All sorts of things are possible, plausible, at least to be imagined and thought about.

So far, from the Administration, all we get is the same stolid repetition of the same obvious nonsense, about Iraq and the March of Democracy and Iraq the Light Unto the Muslim Nations.

No imagination? No Alfred Thayer Mahans or Halford Mackinders? Nothing but sweetness and light as the way to handle Islam? End that poverty? Bring that democracy? Listen with great solicitude to Muslim propagandists? And above all, pay that jizyah?

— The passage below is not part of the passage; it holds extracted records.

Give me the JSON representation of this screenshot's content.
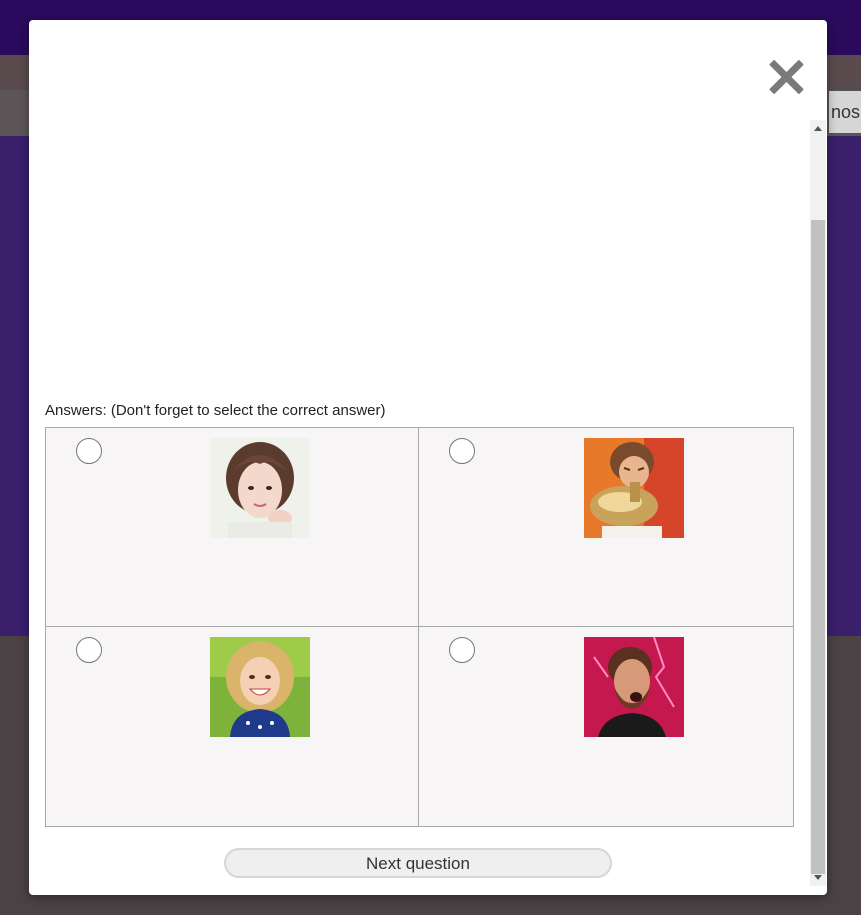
{
  "background": {
    "tab_fragment": "nos"
  },
  "modal": {
    "close_icon": "close-x-icon",
    "answers_label": "Answers: (Don't forget to select the correct answer)",
    "answers": [
      {
        "image": "portrait-young-woman",
        "selected": false
      },
      {
        "image": "child-playing-tuba",
        "selected": false
      },
      {
        "image": "smiling-girl-outdoors",
        "selected": false
      },
      {
        "image": "bearded-man-shouting",
        "selected": false
      }
    ],
    "next_button_label": "Next question"
  },
  "colors": {
    "topbar": "#2a0a5c",
    "hero": "#3a1f6b",
    "cell_bg": "#f7f5f5",
    "cell_border": "#a8a8a8"
  }
}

That has been the policy -- the jizya payments to Egypt, Pakistan, Jordan, and of course the "Palestinians." The bringing of "democracy" to Iraq at great cost to the United States. The inability to imagine a future in which the islamization of Europe could happen -- when in fact it will almost certainly happen, unless there is a mass attempt at instructing Infidels, ignorant and unwary and wanting not to believe, and believing fervently that some threats cannot possibly come true -- instructing them in the tenets of Islam, the attitudes of Islam, the history of Islam, the division of the world between Infidel and Believer, that is at the heart of a belief-system initially created in order to promote, and justify, conquest of lands and peoples who were more advanced, wealthy, settled, and already possessed their own religions, which Islam came to displace, by a sly mixture of the new and the appropriated.

Wile E. does not wish to rehash old arguments or freshly antagonize the benificent VP of Jihadwatch. He's content to agree to disagree and let sleeping coyotees lie.

But he is at pains to point out that a mere promise of good behavior on the part of Iraqi Kurds is hardly likely to alter the explicitly stated policy of the Turkish government, that it will intervene militarily should they declare their independence.

And an America that is walking away from a fight against the fanatical 'Al Qaeda in Iraq' is hardly in a position to dictate with any credibility...particularly to the Turks who possess the largest military establishment in the Middle East.

No folks, we're not about to burn our bridges with Turkey over the Iraqi Kurds. Those poor souls will just be cut loose again, as they were in the mid-70s when the Shah sold them out for the rights to the Shatt-al Arab waterway.

The Kurds of Iraq have never known such freedom and prosperity as they have today. The loss of their sovereignty to Turkey or to a future revanchist Shia gov't in Iraq backed by Iran is a preventable tragedy...and one more reason why we should see things through in Iraq.